Jika aspek kuantitas bukan hal utama, pengelola kampus tak perlu memobilisasi mahasiswanya agar ikut MBKM, siap atau tidak siap. Biarkan mahasiswa memilih, apakah akan tetap beraktivitas di dalam kampus atau di luar kampus. Mereka yang belajar di luar tak selalu lebih baik dari yang belajar di dalam. Bahkan ada beberapa mata kuliah prinsipil yang sulit dikonversi dengan aktivitas MBKM di luar kampus. Mungkin ada mitra yang sudah siap sepenuhnya menjadi tempat MBKM, tetapi banyak juga yang belum. Kita harus akui, memobilisasi mahasiswa dalam MBKM berpotensi menjerumuskan mahasiswa untuk belajar secara serampangan, tidak paralel dengan CPL terkait.
Tak kalah pentingnya, pemerintah perlu menyesuaikan regulasi yang ada untuk mendukung program MBKM ini, misalnya dari aspek hukum ketenagakerjaan.
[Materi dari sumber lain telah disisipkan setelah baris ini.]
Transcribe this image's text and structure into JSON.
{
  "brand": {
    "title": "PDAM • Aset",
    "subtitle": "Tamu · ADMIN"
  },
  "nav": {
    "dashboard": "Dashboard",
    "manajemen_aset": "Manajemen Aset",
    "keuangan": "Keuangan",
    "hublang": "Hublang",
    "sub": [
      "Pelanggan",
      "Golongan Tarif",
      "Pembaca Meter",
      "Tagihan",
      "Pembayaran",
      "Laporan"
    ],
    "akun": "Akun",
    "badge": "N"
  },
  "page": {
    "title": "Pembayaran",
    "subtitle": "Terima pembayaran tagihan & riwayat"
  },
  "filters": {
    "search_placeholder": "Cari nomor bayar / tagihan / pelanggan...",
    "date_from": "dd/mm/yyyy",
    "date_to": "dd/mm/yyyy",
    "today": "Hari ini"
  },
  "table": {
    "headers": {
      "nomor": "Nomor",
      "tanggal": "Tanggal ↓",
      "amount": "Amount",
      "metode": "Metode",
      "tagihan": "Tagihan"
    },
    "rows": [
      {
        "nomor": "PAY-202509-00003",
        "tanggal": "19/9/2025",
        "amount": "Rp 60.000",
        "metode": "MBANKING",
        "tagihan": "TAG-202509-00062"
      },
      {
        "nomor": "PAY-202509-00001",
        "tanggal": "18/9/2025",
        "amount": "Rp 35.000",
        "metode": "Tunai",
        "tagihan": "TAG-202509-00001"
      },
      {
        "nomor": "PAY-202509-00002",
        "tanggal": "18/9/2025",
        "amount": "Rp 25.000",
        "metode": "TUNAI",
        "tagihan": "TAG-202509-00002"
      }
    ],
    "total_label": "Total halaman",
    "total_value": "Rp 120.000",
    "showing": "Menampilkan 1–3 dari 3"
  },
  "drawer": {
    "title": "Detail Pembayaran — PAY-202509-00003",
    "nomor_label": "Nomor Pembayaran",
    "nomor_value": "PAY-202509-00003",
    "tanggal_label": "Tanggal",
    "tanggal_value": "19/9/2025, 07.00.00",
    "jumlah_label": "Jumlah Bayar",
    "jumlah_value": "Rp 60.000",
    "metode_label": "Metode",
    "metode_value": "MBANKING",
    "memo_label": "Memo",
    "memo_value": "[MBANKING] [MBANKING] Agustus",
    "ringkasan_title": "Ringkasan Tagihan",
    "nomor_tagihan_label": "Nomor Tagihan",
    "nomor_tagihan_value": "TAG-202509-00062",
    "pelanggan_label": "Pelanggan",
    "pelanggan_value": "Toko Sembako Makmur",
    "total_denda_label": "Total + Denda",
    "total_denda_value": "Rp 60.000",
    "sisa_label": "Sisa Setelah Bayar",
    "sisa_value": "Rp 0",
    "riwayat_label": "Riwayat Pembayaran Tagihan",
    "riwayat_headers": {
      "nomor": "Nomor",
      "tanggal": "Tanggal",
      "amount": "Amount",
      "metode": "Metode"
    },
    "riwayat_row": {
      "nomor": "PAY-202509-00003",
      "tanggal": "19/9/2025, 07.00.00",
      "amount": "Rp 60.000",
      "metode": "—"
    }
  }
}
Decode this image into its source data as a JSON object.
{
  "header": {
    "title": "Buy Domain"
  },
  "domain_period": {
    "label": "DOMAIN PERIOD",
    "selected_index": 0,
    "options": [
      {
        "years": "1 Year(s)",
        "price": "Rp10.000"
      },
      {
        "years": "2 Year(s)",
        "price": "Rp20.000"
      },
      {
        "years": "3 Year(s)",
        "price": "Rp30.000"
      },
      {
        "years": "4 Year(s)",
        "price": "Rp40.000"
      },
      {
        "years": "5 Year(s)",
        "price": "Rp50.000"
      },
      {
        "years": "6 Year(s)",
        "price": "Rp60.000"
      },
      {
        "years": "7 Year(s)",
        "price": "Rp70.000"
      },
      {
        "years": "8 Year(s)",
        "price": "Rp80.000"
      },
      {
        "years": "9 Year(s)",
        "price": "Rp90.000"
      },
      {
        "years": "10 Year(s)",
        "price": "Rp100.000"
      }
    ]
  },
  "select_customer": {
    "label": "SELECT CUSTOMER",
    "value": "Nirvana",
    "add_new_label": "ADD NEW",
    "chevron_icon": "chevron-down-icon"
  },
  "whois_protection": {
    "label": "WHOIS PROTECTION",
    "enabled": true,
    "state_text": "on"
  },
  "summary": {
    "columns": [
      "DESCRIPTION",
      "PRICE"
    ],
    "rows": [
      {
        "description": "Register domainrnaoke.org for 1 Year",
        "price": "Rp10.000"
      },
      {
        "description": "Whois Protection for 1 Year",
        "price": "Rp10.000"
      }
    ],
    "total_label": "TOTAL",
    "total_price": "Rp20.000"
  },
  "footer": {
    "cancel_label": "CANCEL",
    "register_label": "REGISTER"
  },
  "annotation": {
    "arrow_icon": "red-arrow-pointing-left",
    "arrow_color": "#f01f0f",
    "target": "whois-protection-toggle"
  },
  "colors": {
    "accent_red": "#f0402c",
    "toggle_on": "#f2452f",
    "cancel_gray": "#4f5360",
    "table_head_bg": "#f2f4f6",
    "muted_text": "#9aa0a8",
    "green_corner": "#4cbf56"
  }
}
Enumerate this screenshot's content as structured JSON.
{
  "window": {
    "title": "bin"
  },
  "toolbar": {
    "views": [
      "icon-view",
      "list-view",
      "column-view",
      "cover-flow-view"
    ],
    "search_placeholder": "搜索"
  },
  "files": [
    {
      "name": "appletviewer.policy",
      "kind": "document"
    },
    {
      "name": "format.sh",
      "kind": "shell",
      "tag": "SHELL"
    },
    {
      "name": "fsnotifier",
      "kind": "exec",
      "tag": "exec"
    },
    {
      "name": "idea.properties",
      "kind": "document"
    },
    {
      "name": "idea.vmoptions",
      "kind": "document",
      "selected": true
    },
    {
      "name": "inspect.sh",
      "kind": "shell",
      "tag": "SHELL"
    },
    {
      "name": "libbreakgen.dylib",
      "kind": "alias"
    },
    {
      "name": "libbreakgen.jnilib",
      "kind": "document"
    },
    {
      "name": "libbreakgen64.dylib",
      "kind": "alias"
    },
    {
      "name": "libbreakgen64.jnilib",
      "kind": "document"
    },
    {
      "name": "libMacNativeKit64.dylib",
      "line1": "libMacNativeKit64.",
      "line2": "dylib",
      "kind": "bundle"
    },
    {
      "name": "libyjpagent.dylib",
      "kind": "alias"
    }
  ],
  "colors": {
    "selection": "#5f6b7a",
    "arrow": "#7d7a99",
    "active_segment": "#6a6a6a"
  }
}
Pemerintah perlu merevisi Undang-Undang Ketenagakerjaan untuk menjamin perlindungan bagi mahasiswa magang. Ini termasuk peraturan mengenai jam kerja maksimal, kompensasi minimal, dan jaminan kondisi kerja yang layak. Pemerintah dan perguruan tinggi harus membentuk tim khusus untuk memantau dan mengevaluasi program magang, memastikan tidak ada eksploitasi dan pelanggaran hak-hak mahasiswa.
Akhirnya, kita memang harus merenungkan ulang apa hakikat kebebasan yang dibawa oleh program MBKM ini. Semangat fleksibilitas dalam kebijakan ini justru membelenggu kreativitas dan kebebasan mahasiswa. Program ini sudah berjalan hampir empat tahun, saatnya dilakukan evaluasi secara menyeluruh oleh berbagai pihak terkait, demi Pendidikan di Indonesia yang lebih baik.
*) Hanna Christi Dwimei, mahasiswa Program Studi Ilmu Politik, Fakultas Ilmu Sosial dan Ilmu Politik (FISIP) Universitas Jenderal Soedirman (Unsoed).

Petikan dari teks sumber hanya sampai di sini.